On Thursday, SentinelOne published a security advisory on the flaws, tracked as CVE-2022-26522 and CVE-2022-26523

Avast acquired AVG in 2016 for $1.3 billion. According to the cybersecurity firm, the vulnerabilities have existed since 2012 and, therefore, could have affected "dozens of millions of users worldwide."

CVE-2022-26522 and CVE-2022-26523 were found in the Avast Anti Rootkit driver, introduced in January 2012 and also used by AVG. The first vulnerability was present in a socket connection handler used by the kernel driver aswArPot.sys, and during routine operations, an attacker could hijack a variable to escalate privileges.

Security products must run with high privilege levels, and so attackers able to exploit this flaw could potentially disable security solutions, tamper with a target operating system, or perform other malicious actions. 

The second vulnerability, CVE-2022-26523, is described as "very similar" to CVE-2022-26522 and was present in the aswArPot+0xc4a3 function. 

"Due to the nature of these vulnerabilities, they can be triggered from sandboxes and might be exploitable in contexts other than just local privilege escalation," SentinelLabs said. "For example, the vulnerabilities could be exploited as part of a second-stage browser attack or to perform a sandbox escape, among other possibilities."

SentinelLabs reported the vulnerabilities to Avast on December 20, 2021. By January 4, the cybersecurity solutions provider had acknowledged the report and released fixes in Avast v.22.1 to deal with the vulnerabilities after triage. 

The vulnerabilities were patched by February 11. SentinelLabs said there is no evidence of active exploitation in the wild. 

Users should have received the necessary updates automatically and do not need to take further action. 

"The impact this could have on users and enterprises that fail to patch is far-reaching and significant," the company added. "We would like to thank Avast for their approach to our disclosure and for quickly remediating the vulnerabilities." 

Avast told ZDNet:

"Avast is an active participant in the coordinated vulnerability disclosure process, and we appreciate that SentinelOne has worked with us and provided a detailed analysis of the vulnerabilities identified.
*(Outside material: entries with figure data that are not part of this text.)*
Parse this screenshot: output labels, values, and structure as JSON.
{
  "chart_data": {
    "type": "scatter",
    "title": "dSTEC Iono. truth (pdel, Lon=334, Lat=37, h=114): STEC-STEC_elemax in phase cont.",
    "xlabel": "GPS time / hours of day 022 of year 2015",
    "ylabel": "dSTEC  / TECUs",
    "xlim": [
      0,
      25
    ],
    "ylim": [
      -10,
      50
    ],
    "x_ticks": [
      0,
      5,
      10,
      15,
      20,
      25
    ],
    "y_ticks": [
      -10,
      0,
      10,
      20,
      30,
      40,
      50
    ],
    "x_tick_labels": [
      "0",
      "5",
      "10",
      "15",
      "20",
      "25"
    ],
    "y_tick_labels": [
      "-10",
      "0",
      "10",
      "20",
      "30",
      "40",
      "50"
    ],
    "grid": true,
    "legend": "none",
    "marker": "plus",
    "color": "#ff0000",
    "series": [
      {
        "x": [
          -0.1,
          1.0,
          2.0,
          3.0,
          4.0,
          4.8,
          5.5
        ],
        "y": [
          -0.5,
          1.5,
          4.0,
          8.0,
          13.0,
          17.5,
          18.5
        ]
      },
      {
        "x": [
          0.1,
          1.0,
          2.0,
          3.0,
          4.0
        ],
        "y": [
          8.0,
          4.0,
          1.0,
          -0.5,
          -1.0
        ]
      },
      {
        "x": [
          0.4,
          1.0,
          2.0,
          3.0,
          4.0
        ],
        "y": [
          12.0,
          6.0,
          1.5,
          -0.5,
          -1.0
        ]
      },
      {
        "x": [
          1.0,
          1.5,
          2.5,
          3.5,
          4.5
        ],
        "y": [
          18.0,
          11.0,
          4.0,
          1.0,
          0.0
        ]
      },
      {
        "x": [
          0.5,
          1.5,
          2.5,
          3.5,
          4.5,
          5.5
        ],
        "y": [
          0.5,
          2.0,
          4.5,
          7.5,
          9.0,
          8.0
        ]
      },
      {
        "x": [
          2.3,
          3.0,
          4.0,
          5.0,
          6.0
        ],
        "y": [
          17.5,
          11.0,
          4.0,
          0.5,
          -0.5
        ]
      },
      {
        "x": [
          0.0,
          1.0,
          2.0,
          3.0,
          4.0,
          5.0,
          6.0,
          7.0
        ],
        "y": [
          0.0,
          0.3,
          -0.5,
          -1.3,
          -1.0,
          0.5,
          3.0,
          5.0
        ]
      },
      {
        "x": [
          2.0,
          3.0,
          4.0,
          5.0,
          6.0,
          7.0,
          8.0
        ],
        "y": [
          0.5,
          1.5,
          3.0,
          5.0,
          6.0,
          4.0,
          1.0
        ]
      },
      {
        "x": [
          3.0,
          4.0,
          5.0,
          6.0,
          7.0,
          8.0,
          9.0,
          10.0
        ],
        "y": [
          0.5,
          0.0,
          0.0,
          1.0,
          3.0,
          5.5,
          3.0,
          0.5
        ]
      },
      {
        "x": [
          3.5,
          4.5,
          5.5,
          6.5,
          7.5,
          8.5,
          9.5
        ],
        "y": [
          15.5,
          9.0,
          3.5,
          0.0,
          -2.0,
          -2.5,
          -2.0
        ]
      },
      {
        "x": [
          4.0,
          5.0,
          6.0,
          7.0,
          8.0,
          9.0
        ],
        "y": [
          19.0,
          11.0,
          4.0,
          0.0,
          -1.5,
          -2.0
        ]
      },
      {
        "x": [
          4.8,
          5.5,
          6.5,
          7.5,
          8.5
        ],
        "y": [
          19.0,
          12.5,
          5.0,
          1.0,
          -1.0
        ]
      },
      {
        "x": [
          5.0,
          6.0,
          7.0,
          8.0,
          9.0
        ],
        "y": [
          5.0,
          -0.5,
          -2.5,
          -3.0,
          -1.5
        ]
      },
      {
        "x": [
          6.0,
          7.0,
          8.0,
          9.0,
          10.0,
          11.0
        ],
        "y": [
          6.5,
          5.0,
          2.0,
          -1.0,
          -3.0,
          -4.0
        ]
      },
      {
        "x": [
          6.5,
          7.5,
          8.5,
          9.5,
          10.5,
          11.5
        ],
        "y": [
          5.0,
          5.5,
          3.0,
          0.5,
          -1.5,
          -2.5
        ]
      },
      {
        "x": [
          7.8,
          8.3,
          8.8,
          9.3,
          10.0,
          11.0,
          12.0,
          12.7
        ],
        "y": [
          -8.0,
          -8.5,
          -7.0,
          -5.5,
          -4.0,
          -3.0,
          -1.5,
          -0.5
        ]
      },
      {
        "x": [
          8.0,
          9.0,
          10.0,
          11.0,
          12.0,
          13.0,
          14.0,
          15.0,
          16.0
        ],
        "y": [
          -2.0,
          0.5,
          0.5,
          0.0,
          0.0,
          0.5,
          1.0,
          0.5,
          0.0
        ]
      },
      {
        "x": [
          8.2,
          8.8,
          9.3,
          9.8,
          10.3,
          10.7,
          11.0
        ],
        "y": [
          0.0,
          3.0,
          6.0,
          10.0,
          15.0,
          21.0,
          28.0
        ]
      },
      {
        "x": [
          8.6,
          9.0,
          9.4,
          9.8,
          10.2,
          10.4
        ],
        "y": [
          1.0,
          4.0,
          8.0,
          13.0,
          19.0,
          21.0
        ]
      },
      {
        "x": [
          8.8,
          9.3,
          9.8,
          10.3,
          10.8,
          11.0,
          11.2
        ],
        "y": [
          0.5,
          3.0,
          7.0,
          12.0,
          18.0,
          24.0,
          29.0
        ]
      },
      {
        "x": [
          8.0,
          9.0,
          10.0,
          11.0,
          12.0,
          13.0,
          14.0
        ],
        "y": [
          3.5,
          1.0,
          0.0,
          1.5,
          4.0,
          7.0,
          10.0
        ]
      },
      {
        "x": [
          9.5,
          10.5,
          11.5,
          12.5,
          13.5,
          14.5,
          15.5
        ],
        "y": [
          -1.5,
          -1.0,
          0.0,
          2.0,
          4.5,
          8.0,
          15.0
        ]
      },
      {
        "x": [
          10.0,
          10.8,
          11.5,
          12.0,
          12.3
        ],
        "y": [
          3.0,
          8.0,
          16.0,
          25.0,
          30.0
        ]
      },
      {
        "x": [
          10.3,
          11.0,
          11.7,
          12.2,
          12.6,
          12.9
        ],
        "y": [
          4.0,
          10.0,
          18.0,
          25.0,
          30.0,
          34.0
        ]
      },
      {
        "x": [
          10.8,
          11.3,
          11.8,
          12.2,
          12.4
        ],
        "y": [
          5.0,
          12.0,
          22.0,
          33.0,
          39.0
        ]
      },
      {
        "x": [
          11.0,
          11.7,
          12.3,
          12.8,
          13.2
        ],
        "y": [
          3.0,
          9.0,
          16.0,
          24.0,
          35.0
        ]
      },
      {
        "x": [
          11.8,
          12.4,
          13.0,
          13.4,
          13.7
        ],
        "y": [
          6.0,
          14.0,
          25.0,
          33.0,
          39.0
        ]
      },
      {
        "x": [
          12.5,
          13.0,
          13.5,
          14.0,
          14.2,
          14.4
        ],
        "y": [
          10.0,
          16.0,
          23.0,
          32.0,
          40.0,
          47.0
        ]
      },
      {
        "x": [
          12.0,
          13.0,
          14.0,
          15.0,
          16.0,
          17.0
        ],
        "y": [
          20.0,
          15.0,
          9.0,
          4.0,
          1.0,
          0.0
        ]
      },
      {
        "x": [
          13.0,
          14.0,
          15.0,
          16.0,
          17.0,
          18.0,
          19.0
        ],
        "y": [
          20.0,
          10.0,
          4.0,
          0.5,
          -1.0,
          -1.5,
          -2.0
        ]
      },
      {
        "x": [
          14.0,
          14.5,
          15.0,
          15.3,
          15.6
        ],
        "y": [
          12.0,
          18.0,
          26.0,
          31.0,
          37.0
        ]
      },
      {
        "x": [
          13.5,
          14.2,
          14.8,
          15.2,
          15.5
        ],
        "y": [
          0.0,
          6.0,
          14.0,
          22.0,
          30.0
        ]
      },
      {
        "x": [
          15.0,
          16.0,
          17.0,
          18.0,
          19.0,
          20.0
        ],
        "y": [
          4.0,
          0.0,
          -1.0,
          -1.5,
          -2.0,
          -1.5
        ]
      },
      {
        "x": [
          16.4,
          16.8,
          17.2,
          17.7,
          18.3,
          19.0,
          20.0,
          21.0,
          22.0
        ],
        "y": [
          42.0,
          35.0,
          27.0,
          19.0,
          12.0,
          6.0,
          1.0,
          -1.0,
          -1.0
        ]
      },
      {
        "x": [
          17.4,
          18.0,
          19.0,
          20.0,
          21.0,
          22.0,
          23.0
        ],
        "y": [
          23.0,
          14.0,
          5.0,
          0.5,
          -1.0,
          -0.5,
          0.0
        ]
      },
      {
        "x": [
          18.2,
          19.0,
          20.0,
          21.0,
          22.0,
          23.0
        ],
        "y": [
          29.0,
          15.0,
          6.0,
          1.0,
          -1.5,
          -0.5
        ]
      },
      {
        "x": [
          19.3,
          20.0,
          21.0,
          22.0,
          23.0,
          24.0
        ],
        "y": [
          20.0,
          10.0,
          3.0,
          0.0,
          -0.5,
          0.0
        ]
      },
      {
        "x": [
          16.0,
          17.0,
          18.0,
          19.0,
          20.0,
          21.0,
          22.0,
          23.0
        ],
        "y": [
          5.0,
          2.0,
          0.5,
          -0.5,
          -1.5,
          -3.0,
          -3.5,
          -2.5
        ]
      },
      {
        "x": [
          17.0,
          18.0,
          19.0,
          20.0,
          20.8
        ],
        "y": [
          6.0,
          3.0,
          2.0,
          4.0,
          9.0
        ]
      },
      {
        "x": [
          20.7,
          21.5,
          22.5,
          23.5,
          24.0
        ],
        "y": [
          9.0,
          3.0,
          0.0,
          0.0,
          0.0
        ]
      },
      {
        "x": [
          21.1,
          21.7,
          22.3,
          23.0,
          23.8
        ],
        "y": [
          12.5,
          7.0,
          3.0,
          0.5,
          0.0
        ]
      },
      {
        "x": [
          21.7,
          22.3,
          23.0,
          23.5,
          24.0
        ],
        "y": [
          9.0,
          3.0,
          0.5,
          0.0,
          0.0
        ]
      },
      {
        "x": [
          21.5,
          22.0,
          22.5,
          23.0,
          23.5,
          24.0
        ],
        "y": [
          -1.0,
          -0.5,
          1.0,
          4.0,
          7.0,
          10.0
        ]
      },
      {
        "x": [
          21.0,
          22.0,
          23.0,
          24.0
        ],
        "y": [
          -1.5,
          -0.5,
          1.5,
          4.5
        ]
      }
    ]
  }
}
SentinelOne reported two vulnerabilities, now tracked as CVE-2022-26522 and CVE-2022-26523, to us on December 20, 2021. 

We worked on a fix released in version 22.1 in February 2022 and notified SentinelOne of this applied fix. Avast and AVG users were automatically updated and are protected against any risk of exploitation, although we have not seen the vulnerabilities abused in the wild. We recommend our Avast and AVG users constantly update their software to the latest version to be protected. Coordinated disclosure is an excellent way of preventing risks from manifesting into attacks, and we encourage participation in our bug bounty program."